En l'absence d'études de compatibilité, ce médicament ne doit pas être mélangé avec d'autres médicaments.

Modalités de conservation


DPMODALITÉS DE CONSERVATION 

Durée de conservation : 2 ans.

À conserver au réfrigérateur (2 °C-8 °C). Ne pas congeler.

Conserver les seringues préremplies dans l'emballage extérieur, à l'abri de la lumière.

Modalités manipulation / élimination


DPMODALITÉS MANIPULATION/ÉLIMINATION 

Avant l'injection, les patients peuvent sortir la boîte du réfrigérateur et la laisser revenir à température ambiante à l'abri de la lumière directe du soleil (pendant 15 à 30 minutes) sans retirer les seringues préremplies de la boîte.

Avant toute utilisation, un examen visuel de chaque seringue préremplie est recommandé. La solution doit être incolore à légèrement jaune et limpide à légèrement opalescente. Elle peut contenir quelques particules de produit, translucides à blanches. Skyrizi ne doit pas être utilisé si la solution est trouble ou décolorée ou si elle contient de grosses particules.

Le contenu de deux seringues préremplies doit être injecté afin d'administrer une dose complète de 150 mg. Les instructions complètes d'utilisation sont fournies dans la notice.

Chaque seringue préremplie est à usage unique exclusivement.

Tout médicament non utilisé ou déchet doit être éliminé conformément à la réglementation en vigueur.
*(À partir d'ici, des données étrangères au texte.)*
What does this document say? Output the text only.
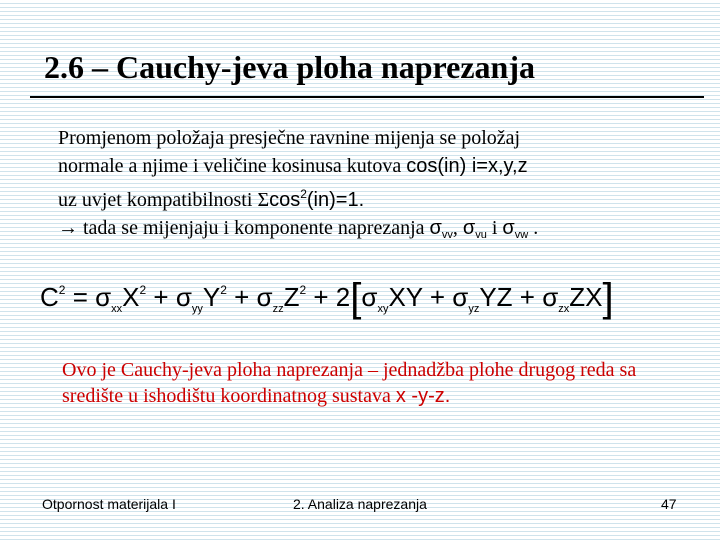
2.6 – Cauchy-jeva ploha naprezanja
Promjenom položaja presječne ravnine mijenja se položaj
normale a njime i veličine kosinusa kutova cos(in) i=x,y,z
uz uvjet kompatibilnosti Σcos$^2$(in)=1.
→ tada se mijenjaju i komponente naprezanja $\sigma_{vv}$, $\sigma_{vu}$ i $\sigma_{vw}$ .
$C^2 = \sigma_{xx}X^2 + \sigma_{yy}Y^2 + \sigma_{zz}Z^2 + 2[\sigma_{xy}XY + \sigma_{yz}YZ + \sigma_{zx}ZX]$
Ovo je Cauchy-jeva ploha naprezanja – jednadžba plohe drugog reda sa središte u ishodištu koordinatnog sustava x -y-z.
Otpornost materijala I	2. Analiza naprezanja	47
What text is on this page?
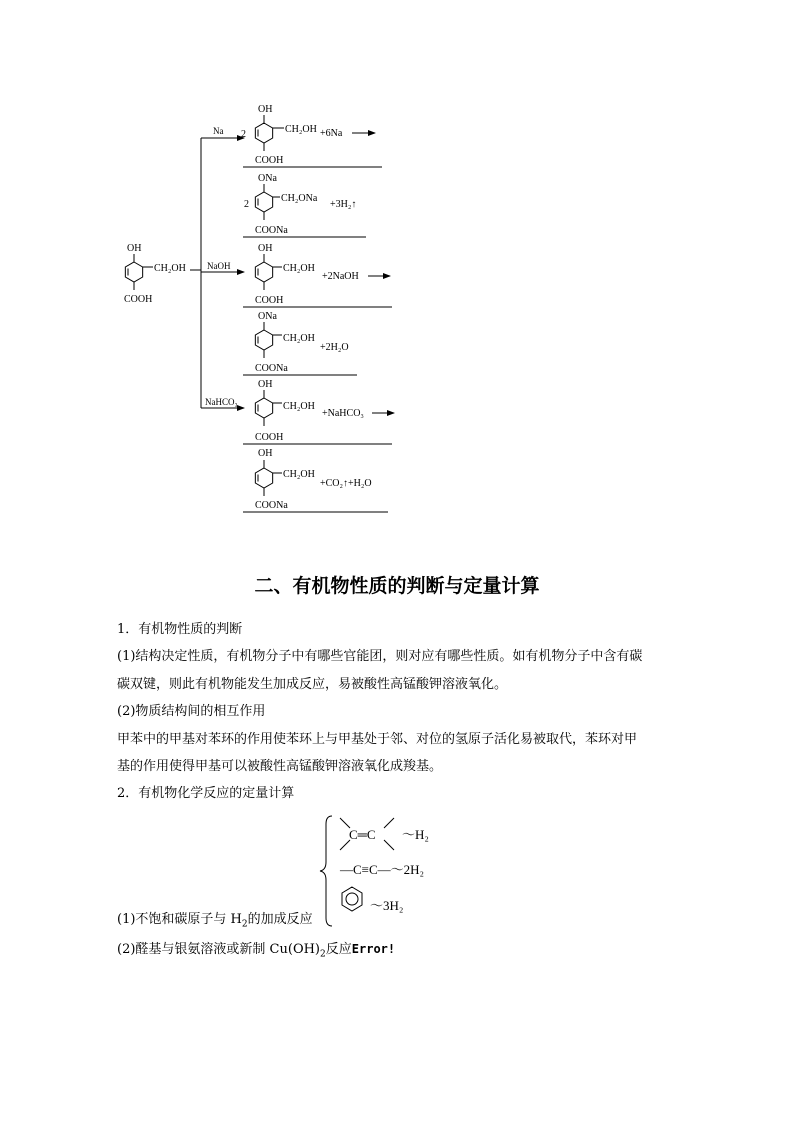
OH
CH₂OH
COOH
Na
NaOH
NaHCO₃
2
OH
CH₂OH +6Na
COOH
2
ONa
CH₂ONa
+3H₂↑
COONa
OH
CH₂OH
+2NaOH
COOH
ONa
CH₂OH
+2H₂O
COONa
OH
CH₂OH
+NaHCO₃
COOH
OH
CH₂OH
+CO₂↑+H₂O
COONa
二、有机物性质的判断与定量计算
1．有机物性质的判断
(1)结构决定性质，有机物分子中有哪些官能团，则对应有哪些性质。如有机物分子中含有碳
碳双键，则此有机物能发生加成反应，易被酸性高锰酸钾溶液氧化。
(2)物质结构间的相互作用
甲苯中的甲基对苯环的作用使苯环上与甲基处于邻、对位的氢原子活化易被取代，苯环对甲
基的作用使得甲基可以被酸性高锰酸钾溶液氧化成羧基。
2．有机物化学反应的定量计算
C═C ～H₂
—C≡C—～2H₂
～3H₂
(1)不饱和碳原子与 $H_2$的加成反应
(2)醛基与银氨溶液或新制 $Cu(OH)_2$反应Error!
Prescription / délivrance / prise en charge


PRESCRIPTION/DÉLIVRANCE/PRISE EN CHARGE 
LISTE I
Médicament soumis à prescription initiale hospitalière annuelle.
Prescription initiale et renouvellement réservés aux spécialistes en dermatologie ou en médecine interne.
AMMEU/1/19/1361/001 ; CIP 3400930174883 (2019, RCP rév 17.04.2020).
  
Prix :2739,61 euros (2 seringues préremplies + 2 compresses d'alcool).
Médicament d'exception : prescription en conformité avec la fiche d'information thérapeutique.
Remb Séc soc à 65 % et Collect dans l'indication :
Traitement du psoriasis en plaques de l'adulte, chez les patients ayant un psoriasis en plaques chronique sévère, défini par :
  • un échec (réponse insuffisante, contre-indication ou intolérance) à au moins deux traitements parmi les traitements systémiques non biologiques et la photothérapie ;
  • et une forme étendue et/ou un retentissement psychosocial important.

Titulaire de l'AMM : AbbVie Deutschland GmbH & Co. KG, Knollstrasse, 67061 Ludwigshafen, Allemagne.